KABARBURSA.COM – Pengamat pasar modal Ibrahim Assuaibi menilai, pendanaan dari badan energi terbarukan internasinal (IRENA) melalui platform ETAF bisa menjadi katalis positif bagi saham energi terbarukan seperti PGEO dan BREN.
Namun, tantangan utama masih ada, termasuk likuiditas rendah dan dominasi batu bara di pasar energi. Jika IRENA benar-benar memberikan bantuan pendanaan kepada perusahaan energi hijau, Ibrahim yakin saham-saham sektor ini akan mengalami kenaikan dalam jangka panjang.
“Kalau saat ini memang ada koreksi, itu wajar. Tapi dalam jangka panjang, energi terbarukan bisa menjadi sektor yang menarik, apalagi jika pendanaan dari IRENA benar-benar terealisasi,” ujarnya kepada kabarbursa.com di Jakarta, Minggu, 23 Maret 2024.
Menurutnya, IRENA menargetkan perubahan besar dalam transisi energi dalam 5-10 tahun ke depan. Namun, investor asing masih melihat sektor ini belum cukup likuid dibandingkan dengan saham batu bara yang masih menjadi primadona.
Batu Bara Masih Dominan
Ibrahim menjelaskan, meski ada dorongan global untuk transisi energi, batu bara masih mendominasi, terutama di negara-negara besar seperti Tiongkok, Jepang, Amerika, dan Eropa.
“Batu bara tetap menjadi pilihan utama karena lebih murah dan masih banyak digunakan untuk kebutuhan energi. Tiongkok, misalnya, 80 persen masih mengandalkan batu bara berkalori rendah untuk pembangkit listrik mereka,” kata Ibrahim.
Ia juga menekankan bahwa peralihan dari batu bara ke energi terbarukan tidak bisa dilakukan secara instan.
“Menghilangkan batu bara butuh proses panjang dan investasi besar, termasuk membangun smelter energi terbarukan yang biayanya tidak kecil,” tambahnya.

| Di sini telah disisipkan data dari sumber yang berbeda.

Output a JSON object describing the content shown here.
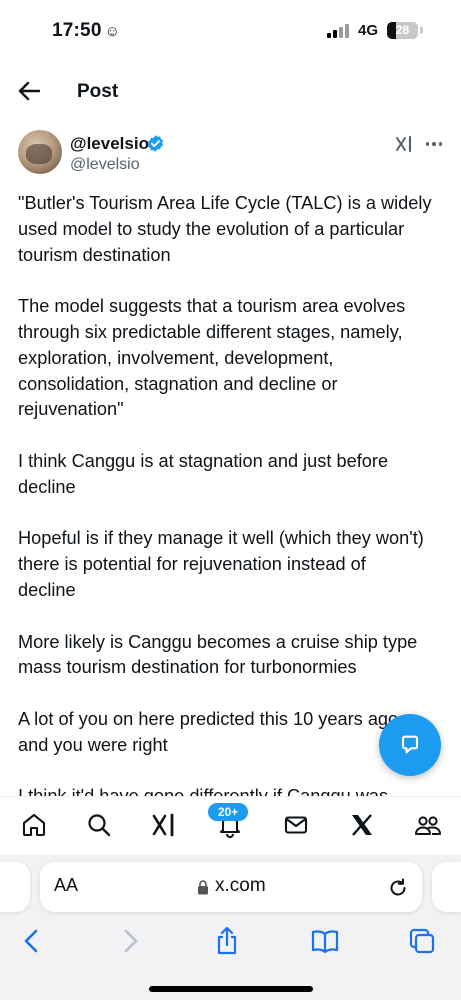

Ia menyoroti faktor utama yang menghambat transisi ini, salah satunya adalah biaya. Harga energi terbarukan, termasuk kendaraan listrik, masih lebih mahal dibandingkan energi berbasis fosil. Selain itu, infrastruktur pendukung juga belum sepenuhnya siap.
Menurutnya, dalam 5-10 tahun ke depan, pemerintah masih akan mengandalkan Pembangkit Listrik Tenaga Uap (PLTU) berbasis batu bara. Hal ini disebabkan oleh posisi Indonesia sebagai salah satu eksportir batu bara terbesar di dunia, setelah Australia.
“Indonesia masih sangat bergantung pada batu bara. Menghapusnya sebagai sumber energi utama bukan perkara mudah. Ini yang harus diperhatikan oleh pasar,” tambahnya.
Meski demikian, Ibrahim mengapresiasi langkah pemerintah dalam terus menggaungkan pentingnya energi hijau. Namun, ia menilai perdagangan karbon yang masih terbatas juga menjadi tantangan bagi pertumbuhan sektor energi terbarukan.
“Butuh waktu yang cukup lama untuk energi hijau berkembang. Tapi, jika ada perusahaan yang mulai bergerak ke arah ini, itu sudah langkah yang bagus, walaupun masih tertatih-tatih,” ujarnya.
Tantangan Energi Hijau
Ibrahim menilai bahwa akses pendanaan dari ETAF IRENA dapat menjadi katalis positif bagi valuasi saham emiten energi hijau, tetapi dengan sejumlah tantangan.
“IRENA adalah organisasi global yang berfokus pada investasi energi terbarukan, lahir dari forum G20. Banyak perusahaan di ASEAN, termasuk Indonesia, berlomba-lomba mendapatkan pendanaan ini. Namun, proposal yang diajukan harus melalui studi kelayakan ketat untuk memastikan kelangsungan proyek," ujar Ibrahim.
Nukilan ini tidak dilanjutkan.